Zum Abendessen gibt’s Kingklip. Ein aalartiger, überaus wohlschmeckender Speisefisch, der hauptsächlich an Namibias Atlantikküste vorkommt.
2. August
Heute Abend werden wir ein zweites Mal in Swakopmund nächtigen. Der Nebel ist verschwunden. Annamarias Gerstenkorn hat sich von allein geöffnet. Die Qual ist vorüber. Vielleicht hat die feuchte Nebelluft geholfen? Ab jetzt kommen nur noch echte Sandkörner ins Auge. Die Sonne wärmt schon wieder kräftig. Tagsüber wollen wir einen Ausflug zu einigen Sehenswürdigkeiten im Umland machen. Zuvor müssen wir das tun, was hierzulande unerlässlich ist, wenn man sich in einer größeren Ansiedlung befindet: Tanken. Die Tankstelle besteht aus einer Bude, vor der sich im Freien zwei altertümliche Pumpen befinden. Ein langer, dünner Schwarzer kommt aus der Bude, als wir vorfahren. Ich gehe das Tankschloss aufsperren, sage dabei dem Schwarzen „Good morning“. Seine Antwort macht mich platt: „Tach, ick soll det Ding wohl vollmachen?“ Gutes Deutsch hätte mich weniger überrascht. Aber dieser urige Berliner Dialekt?

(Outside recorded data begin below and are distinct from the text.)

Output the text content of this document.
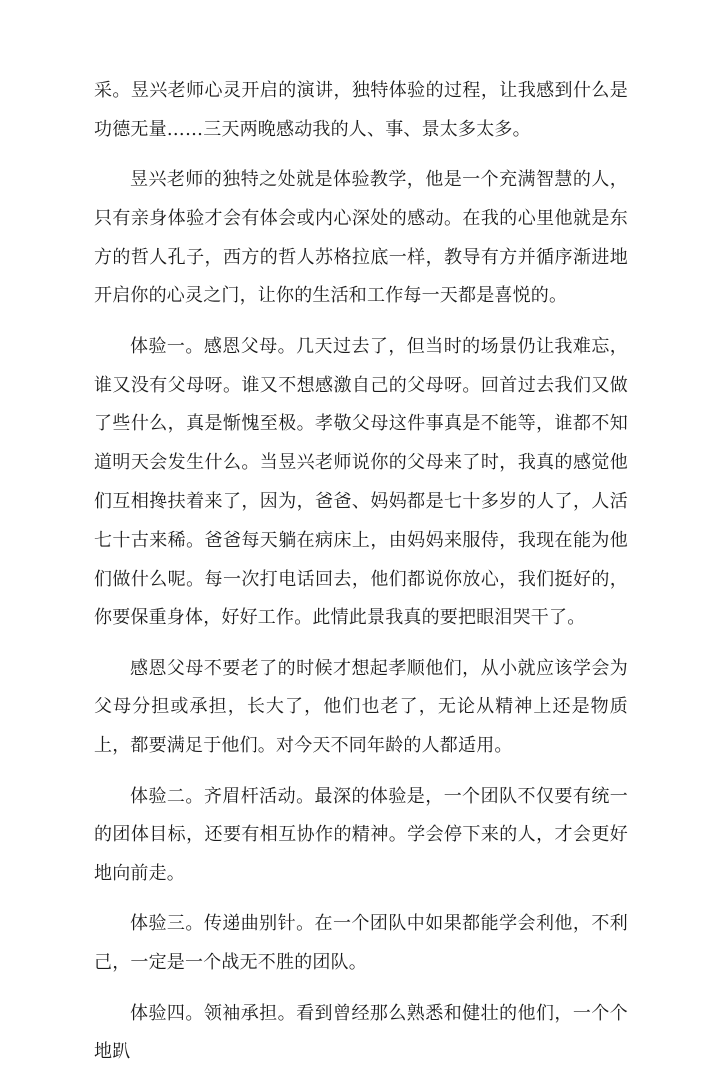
采。昱兴老师心灵开启的演讲，独特体验的过程，让我感到什么是功德无量……三天两晚感动我的人、事、景太多太多。

昱兴老师的独特之处就是体验教学，他是一个充满智慧的人，只有亲身体验才会有体会或内心深处的感动。在我的心里他就是东方的哲人孔子，西方的哲人苏格拉底一样，教导有方并循序渐进地开启你的心灵之门，让你的生活和工作每一天都是喜悦的。

体验一。感恩父母。几天过去了，但当时的场景仍让我难忘，谁又没有父母呀。谁又不想感激自己的父母呀。回首过去我们又做了些什么，真是惭愧至极。孝敬父母这件事真是不能等，谁都不知道明天会发生什么。当昱兴老师说你的父母来了时，我真的感觉他们互相搀扶着来了，因为，爸爸、妈妈都是七十多岁的人了，人活七十古来稀。爸爸每天躺在病床上，由妈妈来服侍，我现在能为他们做什么呢。每一次打电话回去，他们都说你放心，我们挺好的，你要保重身体，好好工作。此情此景我真的要把眼泪哭干了。

感恩父母不要老了的时候才想起孝顺他们，从小就应该学会为父母分担或承担，长大了，他们也老了，无论从精神上还是物质上，都要满足于他们。对今天不同年龄的人都适用。

体验二。齐眉杆活动。最深的体验是，一个团队不仅要有统一的团体目标，还要有相互协作的精神。学会停下来的人，才会更好地向前走。

体验三。传递曲别针。在一个团队中如果都能学会利他，不利己，一定是一个战无不胜的团队。

体验四。领袖承担。看到曾经那么熟悉和健壮的他们，一个个地趴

Der Swakop ist ein zumeist trockener Flusslauf von 460 Kilometer Länge, der die Namib von Ost nach West durchquert und bei Swakopmund in den Atlantik mündet. Etwa 35 Kilometer flussaufwärts, mitten in der Wüste, befindet sich eine Oase, Goanikontes genannt. Das ist unser erstes Ziel.